And he doesn't feel like a No. 1 pick shortchanged by the NFL's new rookie compensation system.
"Welcome to Carolina, Cam!" one shouted.
Newton was all smiles as he ran on the grass, holding his arm up in a No. 1 sign to acknowledge the cheers. Panthers supporters need something like Newton to celebrate after last year's dismal 2-14 finish. He hopes to bring them something special, starting this season.
Newton said how happy he was to be in Carolina and to be back to football. He also wasn't bothered by the rookie wage system, which set his incoming salary per the agreement between NFL owners and players.
"It really doesn't matter," Newton said. "Either way you look at it, I've still got more money than I've ever had."
Newton knows that if he reaches his potential on the football field, he'll make up any financial disparity later.
"In this league, they set standards," Newton said. "If you play the way they're predicting you to play, you're going to be all right either way it goes."
Newton was eager to take the field for his first practice at Wofford College later Saturday and said holding out was never an option, even before the NFL lockout.

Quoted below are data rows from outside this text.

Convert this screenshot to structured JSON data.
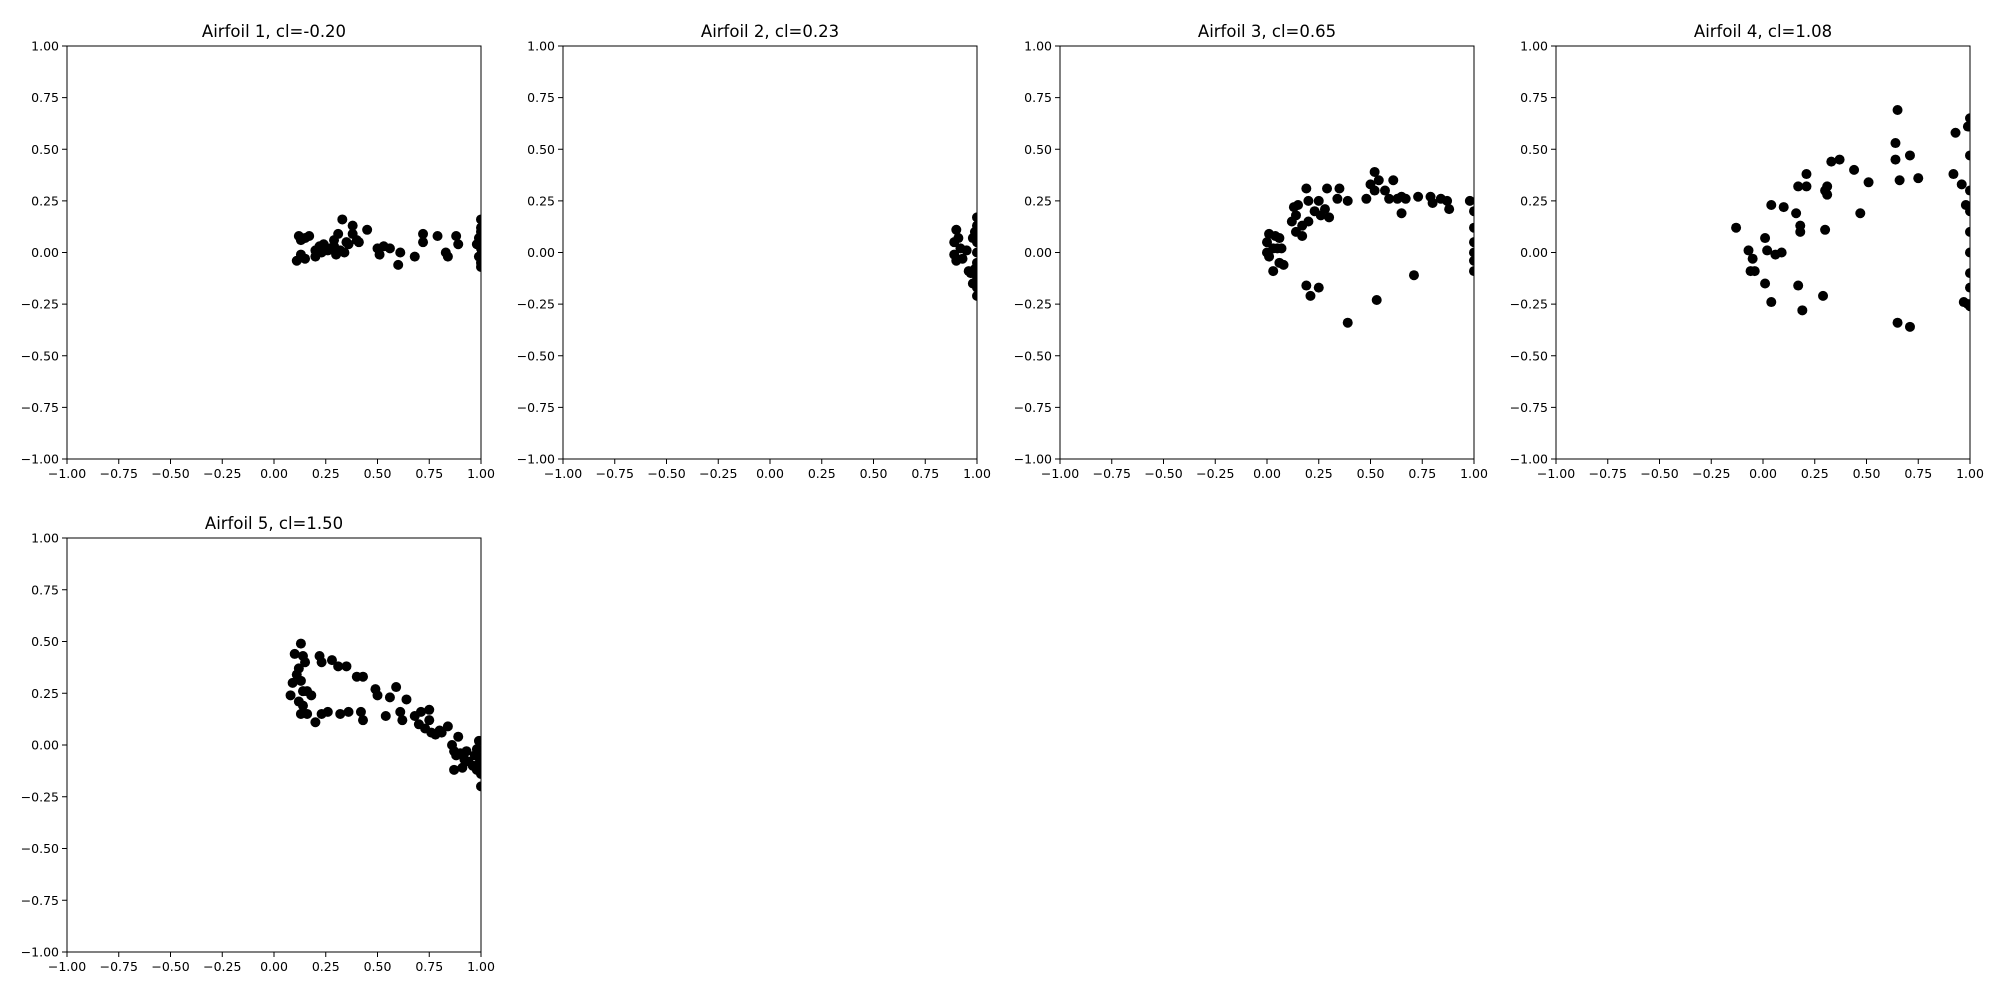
{
  "chart_data": [
    {
      "type": "scatter",
      "title": "Airfoil 1, cl=-0.20",
      "xlim": [
        -1.0,
        1.0
      ],
      "ylim": [
        -1.0,
        1.0
      ],
      "xticks": [
        "−1.00",
        "−0.75",
        "−0.50",
        "−0.25",
        "0.00",
        "0.25",
        "0.50",
        "0.75",
        "1.00"
      ],
      "yticks": [
        "−1.00",
        "−0.75",
        "−0.50",
        "−0.25",
        "0.00",
        "0.25",
        "0.50",
        "0.75",
        "1.00"
      ],
      "grid": false,
      "marker_color": "#000000",
      "points": [
        [
          0.12,
          0.08
        ],
        [
          0.15,
          0.07
        ],
        [
          0.17,
          0.08
        ],
        [
          0.13,
          0.06
        ],
        [
          0.13,
          -0.01
        ],
        [
          0.11,
          -0.04
        ],
        [
          0.15,
          -0.03
        ],
        [
          0.2,
          0.01
        ],
        [
          0.22,
          0.03
        ],
        [
          0.24,
          0.04
        ],
        [
          0.27,
          0.02
        ],
        [
          0.29,
          0.06
        ],
        [
          0.31,
          0.09
        ],
        [
          0.33,
          0.16
        ],
        [
          0.35,
          0.05
        ],
        [
          0.38,
          0.09
        ],
        [
          0.38,
          0.13
        ],
        [
          0.41,
          0.05
        ],
        [
          0.45,
          0.11
        ],
        [
          0.2,
          -0.02
        ],
        [
          0.23,
          0.0
        ],
        [
          0.26,
          0.01
        ],
        [
          0.3,
          -0.01
        ],
        [
          0.32,
          0.01
        ],
        [
          0.34,
          0.0
        ],
        [
          0.36,
          0.04
        ],
        [
          0.4,
          0.06
        ],
        [
          0.29,
          0.03
        ],
        [
          0.5,
          0.02
        ],
        [
          0.51,
          -0.01
        ],
        [
          0.53,
          0.03
        ],
        [
          0.56,
          0.02
        ],
        [
          0.6,
          -0.06
        ],
        [
          0.61,
          0.0
        ],
        [
          0.68,
          -0.02
        ],
        [
          0.72,
          0.09
        ],
        [
          0.72,
          0.05
        ],
        [
          0.79,
          0.08
        ],
        [
          0.83,
          0.0
        ],
        [
          0.84,
          -0.02
        ],
        [
          0.88,
          0.08
        ],
        [
          0.89,
          0.04
        ],
        [
          0.98,
          0.04
        ],
        [
          0.99,
          0.07
        ],
        [
          1.0,
          0.16
        ],
        [
          1.0,
          0.12
        ],
        [
          1.0,
          0.1
        ],
        [
          1.0,
          0.05
        ],
        [
          1.0,
          0.02
        ],
        [
          1.0,
          -0.01
        ],
        [
          1.0,
          -0.03
        ],
        [
          1.0,
          -0.05
        ],
        [
          1.0,
          -0.07
        ],
        [
          0.99,
          -0.02
        ]
      ]
    },
    {
      "type": "scatter",
      "title": "Airfoil 2, cl=0.23",
      "xlim": [
        -1.0,
        1.0
      ],
      "ylim": [
        -1.0,
        1.0
      ],
      "xticks": [
        "−1.00",
        "−0.75",
        "−0.50",
        "−0.25",
        "0.00",
        "0.25",
        "0.50",
        "0.75",
        "1.00"
      ],
      "yticks": [
        "−1.00",
        "−0.75",
        "−0.50",
        "−0.25",
        "0.00",
        "0.25",
        "0.50",
        "0.75",
        "1.00"
      ],
      "grid": false,
      "marker_color": "#000000",
      "points": [
        [
          0.89,
          0.05
        ],
        [
          0.9,
          0.11
        ],
        [
          0.91,
          0.07
        ],
        [
          0.92,
          0.02
        ],
        [
          0.89,
          -0.01
        ],
        [
          0.9,
          -0.04
        ],
        [
          0.93,
          -0.03
        ],
        [
          0.95,
          0.01
        ],
        [
          0.96,
          -0.09
        ],
        [
          0.97,
          -0.1
        ],
        [
          0.98,
          0.07
        ],
        [
          0.99,
          0.1
        ],
        [
          1.0,
          0.17
        ],
        [
          1.0,
          0.13
        ],
        [
          1.0,
          0.05
        ],
        [
          1.0,
          0.0
        ],
        [
          1.0,
          -0.05
        ],
        [
          1.0,
          -0.12
        ],
        [
          1.0,
          -0.17
        ],
        [
          1.0,
          -0.21
        ],
        [
          0.99,
          -0.08
        ],
        [
          0.98,
          -0.15
        ]
      ]
    },
    {
      "type": "scatter",
      "title": "Airfoil 3, cl=0.65",
      "xlim": [
        -1.0,
        1.0
      ],
      "ylim": [
        -1.0,
        1.0
      ],
      "xticks": [
        "−1.00",
        "−0.75",
        "−0.50",
        "−0.25",
        "0.00",
        "0.25",
        "0.50",
        "0.75",
        "1.00"
      ],
      "yticks": [
        "−1.00",
        "−0.75",
        "−0.50",
        "−0.25",
        "0.00",
        "0.25",
        "0.50",
        "0.75",
        "1.00"
      ],
      "grid": false,
      "marker_color": "#000000",
      "points": [
        [
          0.0,
          0.05
        ],
        [
          0.01,
          0.09
        ],
        [
          0.04,
          0.08
        ],
        [
          0.06,
          0.07
        ],
        [
          0.0,
          0.0
        ],
        [
          0.01,
          -0.02
        ],
        [
          0.03,
          0.02
        ],
        [
          0.05,
          0.02
        ],
        [
          0.07,
          0.02
        ],
        [
          0.03,
          -0.09
        ],
        [
          0.06,
          -0.05
        ],
        [
          0.08,
          -0.06
        ],
        [
          0.13,
          0.22
        ],
        [
          0.14,
          0.18
        ],
        [
          0.15,
          0.23
        ],
        [
          0.12,
          0.15
        ],
        [
          0.14,
          0.1
        ],
        [
          0.17,
          0.08
        ],
        [
          0.17,
          0.13
        ],
        [
          0.2,
          0.15
        ],
        [
          0.19,
          0.31
        ],
        [
          0.2,
          0.25
        ],
        [
          0.25,
          0.25
        ],
        [
          0.23,
          0.2
        ],
        [
          0.26,
          0.18
        ],
        [
          0.28,
          0.21
        ],
        [
          0.3,
          0.17
        ],
        [
          0.29,
          0.31
        ],
        [
          0.35,
          0.31
        ],
        [
          0.34,
          0.26
        ],
        [
          0.39,
          0.25
        ],
        [
          0.48,
          0.26
        ],
        [
          0.5,
          0.33
        ],
        [
          0.52,
          0.39
        ],
        [
          0.54,
          0.35
        ],
        [
          0.52,
          0.3
        ],
        [
          0.57,
          0.3
        ],
        [
          0.59,
          0.26
        ],
        [
          0.61,
          0.35
        ],
        [
          0.63,
          0.26
        ],
        [
          0.65,
          0.27
        ],
        [
          0.67,
          0.26
        ],
        [
          0.65,
          0.19
        ],
        [
          0.73,
          0.27
        ],
        [
          0.79,
          0.27
        ],
        [
          0.8,
          0.24
        ],
        [
          0.84,
          0.26
        ],
        [
          0.87,
          0.25
        ],
        [
          0.88,
          0.21
        ],
        [
          0.98,
          0.25
        ],
        [
          1.0,
          0.2
        ],
        [
          1.0,
          0.12
        ],
        [
          1.0,
          0.05
        ],
        [
          1.0,
          0.0
        ],
        [
          1.0,
          -0.04
        ],
        [
          1.0,
          -0.09
        ],
        [
          0.19,
          -0.16
        ],
        [
          0.21,
          -0.21
        ],
        [
          0.25,
          -0.17
        ],
        [
          0.39,
          -0.34
        ],
        [
          0.53,
          -0.23
        ],
        [
          0.71,
          -0.11
        ]
      ]
    },
    {
      "type": "scatter",
      "title": "Airfoil 4, cl=1.08",
      "xlim": [
        -1.0,
        1.0
      ],
      "ylim": [
        -1.0,
        1.0
      ],
      "xticks": [
        "−1.00",
        "−0.75",
        "−0.50",
        "−0.25",
        "0.00",
        "0.25",
        "0.50",
        "0.75",
        "1.00"
      ],
      "yticks": [
        "−1.00",
        "−0.75",
        "−0.50",
        "−0.25",
        "0.00",
        "0.25",
        "0.50",
        "0.75",
        "1.00"
      ],
      "grid": false,
      "marker_color": "#000000",
      "points": [
        [
          -0.13,
          0.12
        ],
        [
          -0.07,
          0.01
        ],
        [
          -0.05,
          -0.03
        ],
        [
          -0.04,
          -0.09
        ],
        [
          -0.06,
          -0.09
        ],
        [
          0.01,
          0.07
        ],
        [
          0.01,
          -0.15
        ],
        [
          0.02,
          0.01
        ],
        [
          0.04,
          -0.24
        ],
        [
          0.04,
          0.23
        ],
        [
          0.06,
          -0.01
        ],
        [
          0.09,
          0.0
        ],
        [
          0.1,
          0.22
        ],
        [
          0.16,
          0.19
        ],
        [
          0.17,
          0.32
        ],
        [
          0.18,
          0.13
        ],
        [
          0.18,
          0.1
        ],
        [
          0.17,
          -0.16
        ],
        [
          0.19,
          -0.28
        ],
        [
          0.21,
          0.32
        ],
        [
          0.21,
          0.38
        ],
        [
          0.29,
          -0.21
        ],
        [
          0.3,
          0.11
        ],
        [
          0.3,
          0.3
        ],
        [
          0.31,
          0.32
        ],
        [
          0.31,
          0.28
        ],
        [
          0.33,
          0.44
        ],
        [
          0.37,
          0.45
        ],
        [
          0.44,
          0.4
        ],
        [
          0.47,
          0.19
        ],
        [
          0.51,
          0.34
        ],
        [
          0.64,
          0.45
        ],
        [
          0.64,
          0.53
        ],
        [
          0.65,
          0.69
        ],
        [
          0.66,
          0.35
        ],
        [
          0.71,
          0.47
        ],
        [
          0.75,
          0.36
        ],
        [
          0.65,
          -0.34
        ],
        [
          0.71,
          -0.36
        ],
        [
          0.92,
          0.38
        ],
        [
          0.93,
          0.58
        ],
        [
          0.96,
          0.33
        ],
        [
          0.98,
          0.23
        ],
        [
          0.97,
          -0.24
        ],
        [
          0.99,
          0.61
        ],
        [
          1.0,
          0.65
        ],
        [
          1.0,
          0.47
        ],
        [
          1.0,
          0.3
        ],
        [
          1.0,
          0.2
        ],
        [
          1.0,
          0.1
        ],
        [
          1.0,
          0.0
        ],
        [
          1.0,
          -0.1
        ],
        [
          1.0,
          -0.17
        ],
        [
          1.0,
          -0.26
        ],
        [
          0.99,
          -0.25
        ]
      ]
    },
    {
      "type": "scatter",
      "title": "Airfoil 5, cl=1.50",
      "xlim": [
        -1.0,
        1.0
      ],
      "ylim": [
        -1.0,
        1.0
      ],
      "xticks": [
        "−1.00",
        "−0.75",
        "−0.50",
        "−0.25",
        "0.00",
        "0.25",
        "0.50",
        "0.75",
        "1.00"
      ],
      "yticks": [
        "−1.00",
        "−0.75",
        "−0.50",
        "−0.25",
        "0.00",
        "0.25",
        "0.50",
        "0.75",
        "1.00"
      ],
      "grid": false,
      "marker_color": "#000000",
      "points": [
        [
          0.08,
          0.24
        ],
        [
          0.09,
          0.3
        ],
        [
          0.1,
          0.44
        ],
        [
          0.11,
          0.34
        ],
        [
          0.12,
          0.37
        ],
        [
          0.13,
          0.31
        ],
        [
          0.13,
          0.49
        ],
        [
          0.14,
          0.43
        ],
        [
          0.15,
          0.4
        ],
        [
          0.12,
          0.21
        ],
        [
          0.13,
          0.15
        ],
        [
          0.14,
          0.19
        ],
        [
          0.14,
          0.26
        ],
        [
          0.16,
          0.15
        ],
        [
          0.18,
          0.24
        ],
        [
          0.16,
          0.26
        ],
        [
          0.2,
          0.11
        ],
        [
          0.22,
          0.43
        ],
        [
          0.23,
          0.4
        ],
        [
          0.23,
          0.15
        ],
        [
          0.26,
          0.16
        ],
        [
          0.28,
          0.41
        ],
        [
          0.31,
          0.38
        ],
        [
          0.32,
          0.15
        ],
        [
          0.35,
          0.38
        ],
        [
          0.36,
          0.16
        ],
        [
          0.4,
          0.33
        ],
        [
          0.42,
          0.16
        ],
        [
          0.43,
          0.33
        ],
        [
          0.43,
          0.12
        ],
        [
          0.49,
          0.27
        ],
        [
          0.5,
          0.24
        ],
        [
          0.54,
          0.14
        ],
        [
          0.56,
          0.23
        ],
        [
          0.59,
          0.28
        ],
        [
          0.61,
          0.16
        ],
        [
          0.62,
          0.12
        ],
        [
          0.64,
          0.22
        ],
        [
          0.68,
          0.14
        ],
        [
          0.7,
          0.1
        ],
        [
          0.71,
          0.16
        ],
        [
          0.73,
          0.08
        ],
        [
          0.75,
          0.17
        ],
        [
          0.75,
          0.12
        ],
        [
          0.76,
          0.06
        ],
        [
          0.78,
          0.05
        ],
        [
          0.8,
          0.07
        ],
        [
          0.81,
          0.06
        ],
        [
          0.84,
          0.09
        ],
        [
          0.86,
          0.0
        ],
        [
          0.87,
          -0.03
        ],
        [
          0.88,
          -0.05
        ],
        [
          0.87,
          -0.12
        ],
        [
          0.89,
          0.04
        ],
        [
          0.9,
          -0.04
        ],
        [
          0.91,
          -0.11
        ],
        [
          0.92,
          -0.07
        ],
        [
          0.93,
          -0.03
        ],
        [
          0.94,
          -0.08
        ],
        [
          0.96,
          -0.1
        ],
        [
          0.97,
          -0.05
        ],
        [
          0.98,
          -0.12
        ],
        [
          0.99,
          0.02
        ],
        [
          1.0,
          -0.06
        ],
        [
          1.0,
          -0.14
        ],
        [
          1.0,
          -0.2
        ],
        [
          0.99,
          -0.09
        ],
        [
          0.98,
          -0.02
        ]
      ]
    }
  ]
}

He spent the time away training, working out with Panthers wide receiver Steve Smith in some private sessions that proved to Newton the team has plenty of offense despite last year's awful showing.
Newton received offensive coordinator Rob Chudzinski's playbook in April during the short time a judge lifted the lockout. Newton has worked to learn what he can, but he knows he can't really progress until he gets back on the field. He'll wear No. 1 at Panthers camp with quarterback rival Jimmy Clausen wearing No. 2, the jersey number Newton wore at Auburn during the 14-0 BCS national championship season.
Newton said he and Clausen talked about him acquiring No. 2, but in the end believed it was best to start out fresh.
"Rightfully so, since it was his number," Newton said.
He and Clausen have a healthy, friendly relationship so far, and both understand that the quarterback competition will make each one better for the Panthers.
"I don't want to give off a situation where we hate each other's guts and we're just out there running over each other," Newton said. "Jimmy is helping me, and I hope I'm helping Jimmy. We want to bring out the best in each other."
A long sideline throw to Smith drew ooohs and shouts. Newton also had several incompletions, especially when the defense rushed. Afterward, he ran over to the stands and spent about 15 minutes signing shirts, football and posters as young fans screamed his name.
"That's important. The young guys should take advantage of this," he said.
Carolina hopes those cheers continue into the regular season after the team set a franchise low in points scored in 2010. The 6-foot-5 Newton knows he'll have some help with that, starting with Smith.
The Panthers' sometimes prickly receiver had nothing but glowing reviews for Newton in their workouts, which apparently went a long way toward Smith wanting to remain with the team.
"I don't know about you guys, but I don't know that I've ever seen anyone like him," Olsen said of his new quarterback. "Watching him on TV is a whole lot different than seeing him in person. He just has that something about him, that confidence."
Newton hopes he can carry that through camp and into the regular season. He said he's prepared to work as hard as possible to show he's ready for the NFL.
"It's exciting just to be around the football atmosphere again," he said.